“Nostalgia”: il rigore di Favino

Il regista Mario Martone si confronta con l’intenso romanzo di Ermanno Rea, dedicato all’incontro/scontro con la sua Napoli. E la pellicola corre sul binario di una cronaca fredda e spietata

Dopo un’assenza di quarant’anni, Felice torna nel luogo in cui è nato, Napoli, e in particolare nel rione Sanità, una zona che lo riporta nel ventre della città. Riscopre così il quartiere, i luoghi, i personaggi, le amicizie di un tempo. Il confronto col passato riemerge e chiede il conto. Nato a Napoli e morto a Roma nel 2016, Ermanno Rea è stato scrittore e giornalista dallo sguardo lucido e attento a fotografare la realtà che lo circondava e che in ultima analisi ha trovato palpiti ed emozioni nell’incontro/scontro con la sua Napoli: città scrigno, luogo di tesori, sorprese, scoperte, ma anche di improvvisi ricordi, reminiscenze, tuffi nella nostalgia che non lascia scampo. Ecco allora Felice Lasco, che torna dopo decenni nella città partenopea, cammina un po’ incredulo un po’ sorpreso per le tortuose strade del Rione Sanità.
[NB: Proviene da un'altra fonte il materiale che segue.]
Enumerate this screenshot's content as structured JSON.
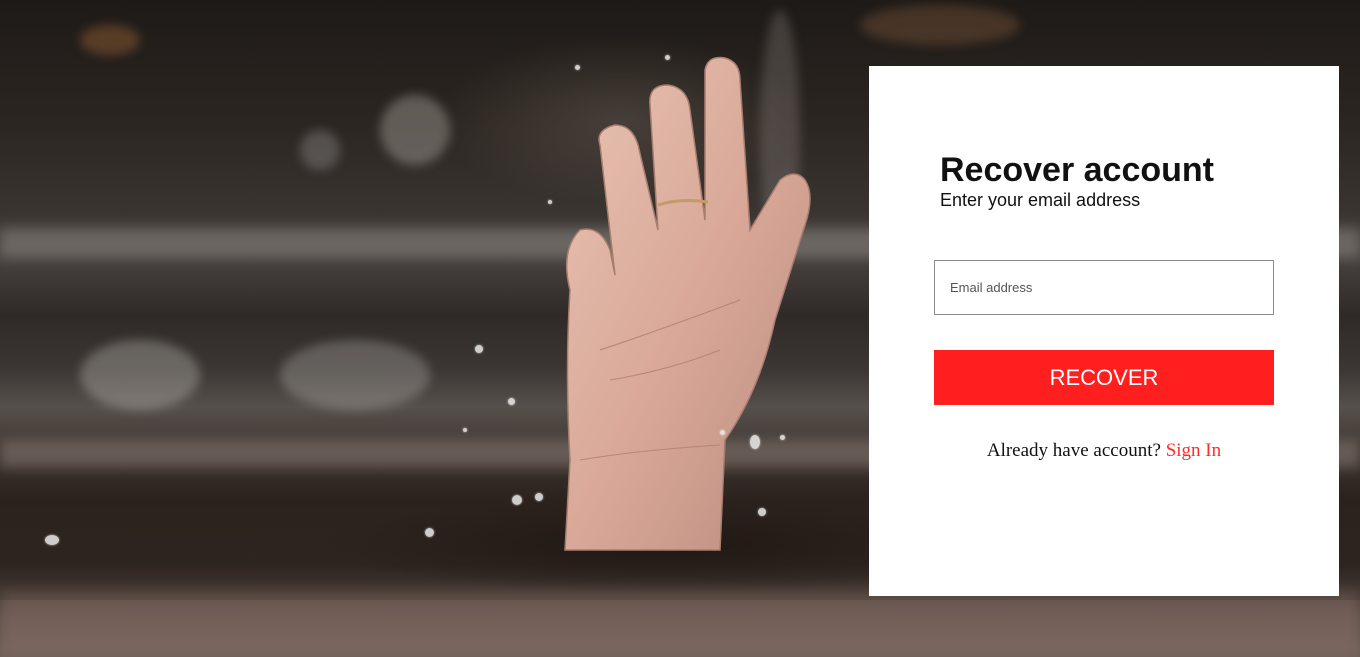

L’uomo vive in uno stato di incertezza, ritrova persone con cui aveva perso i contatti, fa amicizia con il parroco del quartiere, gira intorno ai propri ricordi ma alla fine la sua mente resta legata a Oreste Spasiano, grande amico dei 17 anni e ora boss riconosciuto del quartiere. Felice vuole incontrarlo e ci prova senza capire che ogni avvertimento è inutile.

La grande forza di Nostalgia (romanzo) è nel ricordare che l’infanzia è una fregatura; il peso immane di Nostalgia (film) è che la bellezza a tirare troppo la corda si confonde con le brutture e la miscela che ne deriva lascia senza fiato. Adesso siamo di fronte al film, in concorso per l’Italia al recente Festival di Cannes e in sala dal 26 maggio. Il regista Mario Martone è uomo di spettacolo globale, nato a Napoli nel 1959, abituato a muoversi fin dagli esordi tra cinema e teatro (primo film Morte di un matematico napoletano, 1992; poi L’amore molesto, 1995). Seguono Noi credevamo, 2010, sul Risorgimento italiano; Il giovane favoloso, sofferta biografia di Leopardi, 2014; Qui rido io, rievocazione intensa e dinamica dell’epopea di Edoardo Scarpetta (2021).

Ora ecco Martone confrontarsi con l’intenso romanzo di Rea. E anche stavolta Martone corre sul binario di una cronaca fredda e spietata. Vorremmo che tutto fosse attraente ma la realtà si incarica di rovesciare le carte in tavola. Napoli resta bellissima ma il “vero” finisce per indirizzare il film verso un destino cinico e baro. Inutile resta la presenza di ruoli pure importanti quali il sacerdote e i bambini che vivacizzano la sua parrocchia. A un certo punto tornare indietro è del tutto impossibile. Solo all’inizio, Felice Lasco resta abbandonato fino alla fine, esempio di una nostalgia che adesso ci appare meglio come prigione e spazio chiuso. Pierfrancesco Favino offre al protagonista una maschera di assoluto rigore. A Cannes l’attore non ha vinto alcun premio. Ma il valore della sua interpretazione resta indiscutibile. Come quello del film, affidato da Martone a una regia salda e compatta.